People to Watch 2024 – Luis Ceze
You changed the name of your company from OctoML to OctoAI in January. Can you elaborate on the change?
We changed our name from OctoML to OctoAI to better reflect the expansion and evolution of our product suite, which more broadly addresses the growing market needs in the generative AI space.
In the last year, we significantly expanded our platform for developers to build production applications with generative AI models. This means companies can run any model of their choice— whether off-the-shelf, custom or open-source— and deploy them on-prem within their own environments or in the cloud.
Our latest offering is OctoStack, a turn-key production platform that delivers highly-optimized inference, model customization and asset management at scale for large enterprises. This gives companies total AI autonomy when building and running Generative AI applications directly within their own environments.

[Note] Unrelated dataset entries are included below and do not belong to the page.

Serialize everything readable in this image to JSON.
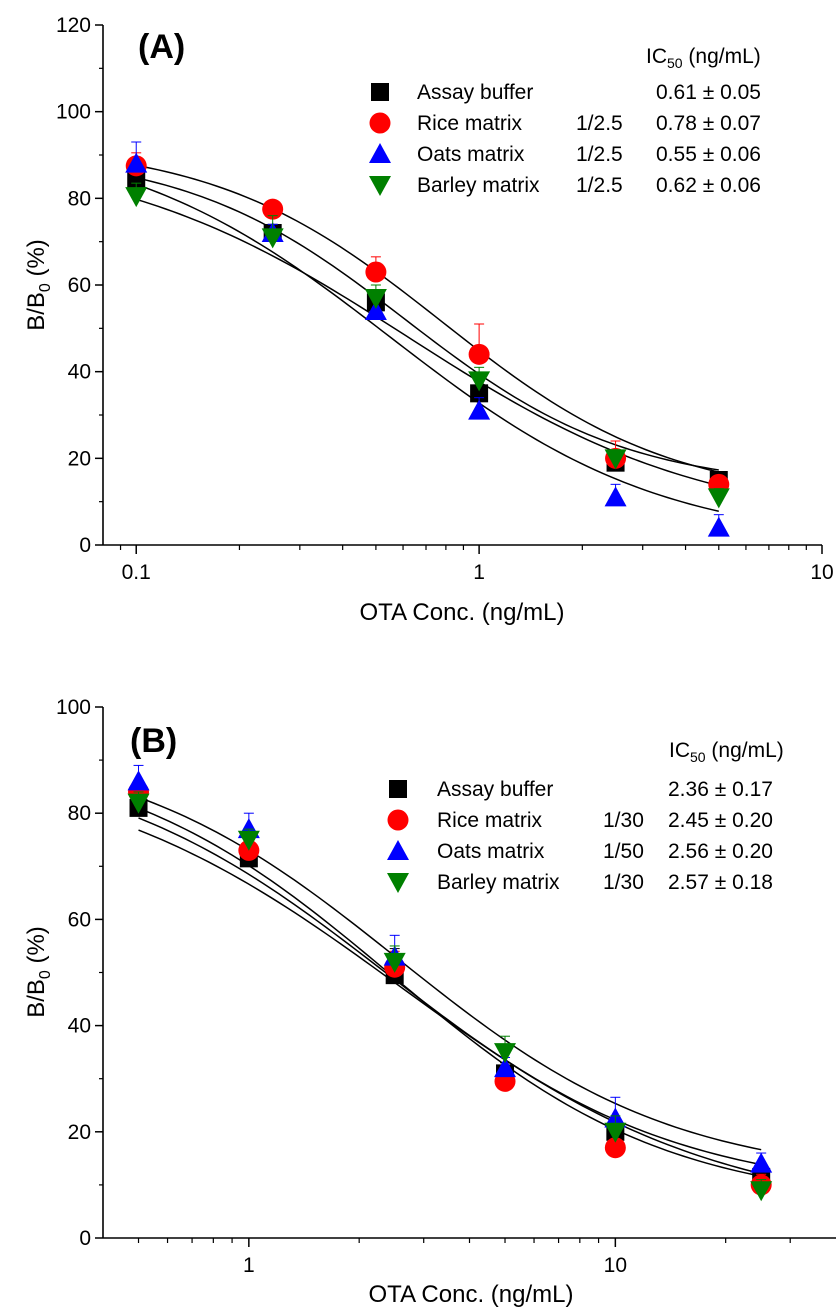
{
  "chart_data": [
    {
      "type": "scatter",
      "panel_label": "(A)",
      "xlabel": "OTA Conc. (ng/mL)",
      "ylabel": "B/B0 (%)",
      "xscale": "log",
      "xlim": [
        0.08,
        10
      ],
      "ylim": [
        0,
        120
      ],
      "xticks": [
        0.1,
        1,
        10
      ],
      "xtick_labels": [
        "0.1",
        "1",
        "10"
      ],
      "yticks": [
        0,
        20,
        40,
        60,
        80,
        100,
        120
      ],
      "ytick_labels": [
        "0",
        "20",
        "40",
        "60",
        "80",
        "100",
        "120"
      ],
      "legend_header": "IC50 (ng/mL)",
      "legend_placement": "top-right",
      "fit": "four-parameter logistic",
      "series": [
        {
          "name": "Assay buffer",
          "dilution": "",
          "ic50": "0.61 ± 0.05",
          "marker": "square",
          "color": "#000000",
          "x": [
            0.1,
            0.25,
            0.5,
            1,
            2.5,
            5
          ],
          "y": [
            84,
            72,
            56,
            35,
            19,
            15
          ],
          "err": [
            2,
            2,
            2,
            3,
            3,
            1
          ],
          "curve": {
            "top": 91,
            "bottom": 13,
            "ic50": 0.61,
            "slope": 1.35
          }
        },
        {
          "name": "Rice matrix",
          "dilution": "1/2.5",
          "ic50": "0.78 ± 0.07",
          "marker": "circle",
          "color": "#ff0000",
          "x": [
            0.1,
            0.25,
            0.5,
            1,
            2.5,
            5
          ],
          "y": [
            87.5,
            77.5,
            63,
            44,
            20,
            14
          ],
          "err": [
            3,
            1,
            3.5,
            7,
            4,
            2
          ],
          "curve": {
            "top": 93,
            "bottom": 10,
            "ic50": 0.78,
            "slope": 1.3
          }
        },
        {
          "name": "Oats matrix",
          "dilution": "1/2.5",
          "ic50": "0.55 ± 0.06",
          "marker": "triangle-up",
          "color": "#0000ff",
          "x": [
            0.1,
            0.25,
            0.5,
            1,
            2.5,
            5
          ],
          "y": [
            88,
            72,
            54,
            31,
            11,
            4
          ],
          "err": [
            5,
            2,
            3,
            3,
            3,
            3
          ],
          "curve": {
            "top": 96,
            "bottom": 0,
            "ic50": 0.55,
            "slope": 1.1
          }
        },
        {
          "name": "Barley matrix",
          "dilution": "1/2.5",
          "ic50": "0.62 ± 0.06",
          "marker": "triangle-down",
          "color": "#008000",
          "x": [
            0.1,
            0.25,
            0.5,
            1,
            2.5,
            5
          ],
          "y": [
            80.5,
            71,
            57,
            38,
            20,
            11
          ],
          "err": [
            3,
            5,
            3,
            3,
            2,
            2
          ],
          "curve": {
            "top": 92,
            "bottom": 4,
            "ic50": 0.62,
            "slope": 1.0
          }
        }
      ]
    },
    {
      "type": "scatter",
      "panel_label": "(B)",
      "xlabel": "OTA Conc. (ng/mL)",
      "ylabel": "B/B0 (%)",
      "xscale": "log",
      "xlim": [
        0.4,
        40
      ],
      "ylim": [
        0,
        100
      ],
      "xticks": [
        1,
        10
      ],
      "xtick_labels": [
        "1",
        "10"
      ],
      "yticks": [
        0,
        20,
        40,
        60,
        80,
        100
      ],
      "ytick_labels": [
        "0",
        "20",
        "40",
        "60",
        "80",
        "100"
      ],
      "legend_header": "IC50 (ng/mL)",
      "legend_placement": "top-right",
      "fit": "four-parameter logistic",
      "series": [
        {
          "name": "Assay buffer",
          "dilution": "",
          "ic50": "2.36 ± 0.17",
          "marker": "square",
          "color": "#000000",
          "x": [
            0.5,
            1,
            2.5,
            5,
            10,
            25
          ],
          "y": [
            81,
            71.5,
            49.5,
            31,
            20,
            11.5
          ],
          "err": [
            2,
            2,
            5,
            2,
            2,
            2
          ],
          "curve": {
            "top": 92,
            "bottom": 8,
            "ic50": 2.36,
            "slope": 1.1
          }
        },
        {
          "name": "Rice matrix",
          "dilution": "1/30",
          "ic50": "2.45 ± 0.20",
          "marker": "circle",
          "color": "#ff0000",
          "x": [
            0.5,
            1,
            2.5,
            5,
            10,
            25
          ],
          "y": [
            84,
            73,
            51,
            29.5,
            17,
            10
          ],
          "err": [
            2,
            2,
            3,
            2,
            3,
            2
          ],
          "curve": {
            "top": 93,
            "bottom": 6,
            "ic50": 2.45,
            "slope": 1.15
          }
        },
        {
          "name": "Oats matrix",
          "dilution": "1/50",
          "ic50": "2.56 ± 0.20",
          "marker": "triangle-up",
          "color": "#0000ff",
          "x": [
            0.5,
            1,
            2.5,
            5,
            10,
            25
          ],
          "y": [
            86,
            77,
            53,
            32,
            22.5,
            14
          ],
          "err": [
            3,
            3,
            4,
            2,
            4,
            2
          ],
          "curve": {
            "top": 94,
            "bottom": 11,
            "ic50": 2.56,
            "slope": 1.15
          }
        },
        {
          "name": "Barley matrix",
          "dilution": "1/30",
          "ic50": "2.57 ± 0.18",
          "marker": "triangle-down",
          "color": "#008000",
          "x": [
            0.5,
            1,
            2.5,
            5,
            10,
            25
          ],
          "y": [
            82,
            75,
            52,
            35,
            20,
            9
          ],
          "err": [
            2,
            2,
            3,
            3,
            3,
            2
          ],
          "curve": {
            "top": 91,
            "bottom": 4,
            "ic50": 2.57,
            "slope": 1.0
          }
        }
      ]
    }
  ]
}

We already have dozens of high-growth generative AI customers—like Apate.ai, Otherside AI, Latitude Games, and Capitol AI using the platform to seamlessly transport this highly reliable, customizable, efficient infrastructure directly into their own environment. These companies are now firmly in control of how and where they work with models and benefit from our maintenance-free serving stack.
You’re a co-founder of the Apache TVM project, which allows machine learning models to be optimized and compiled to different hardware. But GPUs are all the rage. Should we be more open to running ML models on other hardware?
We’ve experienced more AI innovation the last 18 months than ever before. From one day to the next, AI has shifted from the lab to a viable business driver. It is clear that for AI to scale, we need to be able to run it on a broad range of hardware from data-centers to edge and mobile devices.
But we’re at a juncture that is reminiscent of the cloud days. Back then companies wanted the freedom to host data across more than one cloud, or a combination of cloud and on-premise.
Today companies also want accessibility and choice when building with AI. They want the choice to run any model, be it custom, proprietary or open source. They want the freedom to run said models on any cloud or local endpoint, without handcuffs.
This was our mission with Apache TVM early on, and this has carried on through my work at OctoAI. OctoAI SaaS and OctoStack are designed with the principle of hardware independence and portability to different customer environments.
GenAI is going from a period of experimentation in 2023 to deployment in 2024. What are the keys to making LLMs more impactful for businesses?
We strongly believe that 2024 is the year that generative AI makes it out of development and into production. But to bring this to fruition, companies are going to have to focus on a few key things.
The first is controlling cost so the unit economics of LLMs work in your favor. Model training is a predictable expense, but inference (calling a model running in production) can get very expensive, especially if usage surges beyond what you’ve planned for.
Second is selecting the right model for your use case. It’s getting more challenging because of the sheer number of LLMs to pick from (there are 80,000 and counting) and model fatigue is beginning to set in. Finding one that is powerful enough to deliver the quality you need and runs efficiently as to be cost-effective – that’s the balance you want to strike.
Third, techniques like fine-tuning are incredibly important to help customize those LLMs for unique functionality. One trend we observe is that LLMs themselves are increasingly commodified, and the real value comes from customization to meet a specific, high-value use case.
Outside of the professional sphere, what can you share about yourself that your colleagues might be surprised to learn – any unique hobbies or stories?
Food for me is more than nutrition :). I love to learn about food; I love to cook it; I love to eat it.
I like to understand food “cross-stack”, from cultural aspects down to chemistry. And then eating / drinking ;).
Another fun bit: some of my research was in DNA data storage, and my work recently traveled to the moon!